Handke, le Nobel de littérature critiqué pour son révisionnisme
Peter Handke a reçu le prix Nobel de littérature, hier à Stockholm, où manifestants et personnalités ont dénoncé les positions pro-serbes et le révisionnisme de l’écrivain autrichien sur les guerres de l’ex-Yougoslavie dans les années 1990. En décidant en octobre de décerner le Nobel de littérature 2019 au romancier, l’Académie suédoise a suscité une vague d’indignation dans les Balkans et le monde en raison du soutien de l’intéressé à l’ex-homme fort de Belgrade, Slobodan Milosevic.

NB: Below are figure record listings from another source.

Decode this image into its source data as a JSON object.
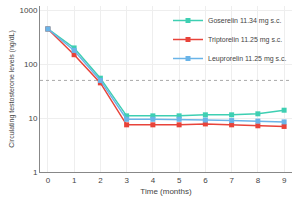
{
  "chart_data": {
    "type": "line",
    "x": [
      0,
      1,
      2,
      3,
      4,
      5,
      6,
      7,
      8,
      9
    ],
    "series": [
      {
        "name": "Goserelin 11.34 mg s.c.",
        "color": "#3ecfb2",
        "marker": "square",
        "line_style": "solid",
        "values": [
          450,
          200,
          55,
          11,
          11,
          11,
          11.5,
          11.5,
          12,
          14
        ]
      },
      {
        "name": "Triptorelin 11.25 mg s.c.",
        "color": "#e8433a",
        "marker": "square",
        "line_style": "solid",
        "values": [
          450,
          150,
          45,
          7.5,
          7.5,
          7.5,
          7.8,
          7.5,
          7.2,
          7.0
        ]
      },
      {
        "name": "Leuprorelin 11.25 mg s.c.",
        "color": "#6ab4e8",
        "marker": "square",
        "line_style": "solid",
        "values": [
          450,
          180,
          50,
          9.5,
          9.5,
          9.5,
          9.2,
          9.0,
          8.8,
          8.5
        ]
      }
    ],
    "threshold": {
      "value": 50,
      "color": "#aaaaaa",
      "line_style": "dotted"
    },
    "x_label": "Time (months)",
    "y_label": "Circulating testosterone levels (ng/dL)",
    "xlim": [
      -0.3,
      9.3
    ],
    "xticks": [
      0,
      1,
      2,
      3,
      4,
      5,
      6,
      7,
      8,
      9
    ],
    "ylim": [
      1,
      1200
    ],
    "yticks": [
      1,
      10,
      100,
      1000
    ],
    "log": "y",
    "grid": true,
    "legend": "upper right"
  }
}
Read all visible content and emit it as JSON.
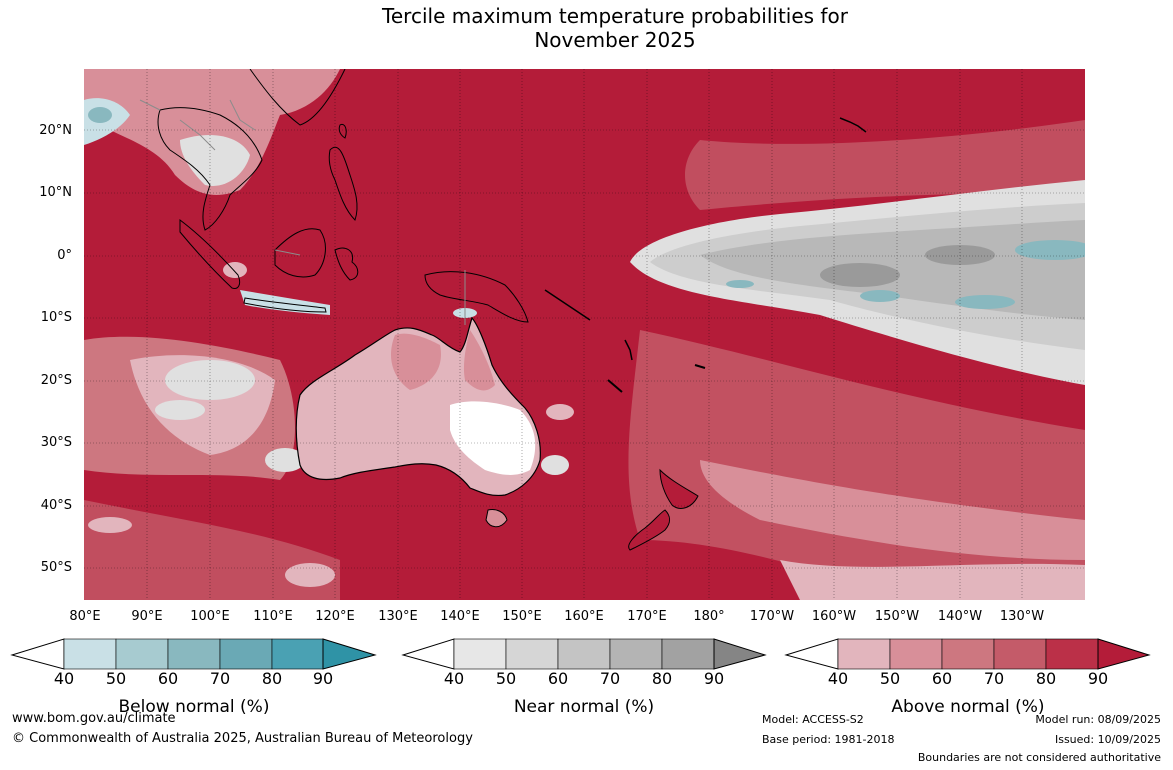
{
  "title_line1": "Tercile maximum temperature probabilities for",
  "title_line2": "November 2025",
  "lat_labels": [
    "20°N",
    "10°N",
    "0°",
    "10°S",
    "20°S",
    "30°S",
    "40°S",
    "50°S"
  ],
  "lon_labels": [
    "80°E",
    "90°E",
    "100°E",
    "110°E",
    "120°E",
    "130°E",
    "140°E",
    "150°E",
    "160°E",
    "170°E",
    "180°",
    "170°W",
    "160°W",
    "150°W",
    "140°W",
    "130°W"
  ],
  "colorbars": [
    {
      "title": "Below normal (%)",
      "ticks": [
        "40",
        "50",
        "60",
        "70",
        "80",
        "90"
      ],
      "colors": [
        "#ffffff",
        "#c9e0e6",
        "#a7cbd0",
        "#89b8bf",
        "#6aa9b5",
        "#4aa1b3",
        "#2f93a6"
      ]
    },
    {
      "title": "Near normal (%)",
      "ticks": [
        "40",
        "50",
        "60",
        "70",
        "80",
        "90"
      ],
      "colors": [
        "#ffffff",
        "#e7e7e7",
        "#d6d6d6",
        "#c4c4c4",
        "#b4b4b4",
        "#a2a2a2",
        "#858585"
      ]
    },
    {
      "title": "Above normal (%)",
      "ticks": [
        "40",
        "50",
        "60",
        "70",
        "80",
        "90"
      ],
      "colors": [
        "#ffffff",
        "#e2b5bd",
        "#d88f99",
        "#cd7780",
        "#c45b69",
        "#bb3048",
        "#b41c39"
      ]
    }
  ],
  "footer": {
    "url": "www.bom.gov.au/climate",
    "copyright": "© Commonwealth of Australia 2025, Australian Bureau of Meteorology",
    "model": "Model: ACCESS-S2",
    "base_period": "Base period: 1981-2018",
    "model_run": "Model run: 08/09/2025",
    "issued": "Issued: 10/09/2025",
    "boundaries": "Boundaries are not considered authoritative"
  },
  "map_colors": {
    "above_90": "#b41c39",
    "above_80": "#bb3048",
    "above_70": "#c45b69",
    "above_60": "#cd7780",
    "above_50": "#d88f99",
    "above_40": "#e2b5bd",
    "near_50": "#e0e0e0",
    "near_60": "#cdcdcd",
    "near_70": "#b8b8b8",
    "near_80": "#9a9a9a",
    "below_50": "#c9e0e6",
    "below_70": "#89b8bf",
    "coast": "#000000",
    "border": "#8c8c8c",
    "grid": "#000000"
  }
}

Jusqu’au président turc Recep Tayyip Erdogan, qui s’est dit révulsé par ce Nobel. « Remettre le prix Nobel de littérature pendant la journée des droits de l’homme à un personnage qui nie le génocide en Bosnie-Herzégovine revient à récompenser des violations des droits de l’homme », a-t-il déclaré. Cette polémique éclipserait presque la lauréate 2018, la Polonaise Olga Tokarczuk, quinzième femme à recevoir la prestigieuse récompense depuis sa création en 1901. Le prix 2018 a été dévoilé en même temps que celui de Handke, après son report l’an dernier dû à une affaire de viol et de divisions internes qui a fait imploser l’académie.
Boycotts et démission
Âgé de 77 ans, Peter Handke a reçu sa récompense du roi Carl XVI Gustaf lors d’une cérémonie avec les lauréats des autres prix, à l’exception du prix de la paix, remis un peu plus tôt à Oslo au Premier ministre éthiopien Abiy Ahmed pour sa main tendue à son voisin érythréen. L’Académie suédoise a salué en Peter Handke « un des écrivains les plus influents d’Europe depuis la Seconde Guerre mondiale ».
Une membre du comité Nobel de littérature, Gun-Britt Sundström, a néanmoins annoncé début décembre sa démission pour marquer son désaccord. Et un éminent académicien, Peter Englund, a fait savoir qu’il n’assisterait pas aux cérémonies. « Célébrer le prix Nobel de Peter Handke serait pure hypocrisie de ma part », a-t-il expliqué. Secrétaire perpétuel de l’Académie suédoise entre 2009 et 2015, M. Englund a couvert les conflits des années 1990 dans les Balkans pour des journaux suédois.
Les ambassadeurs du Kosovo, d’Albanie, de Turquie et de Croatie ont également boycotté les festivités.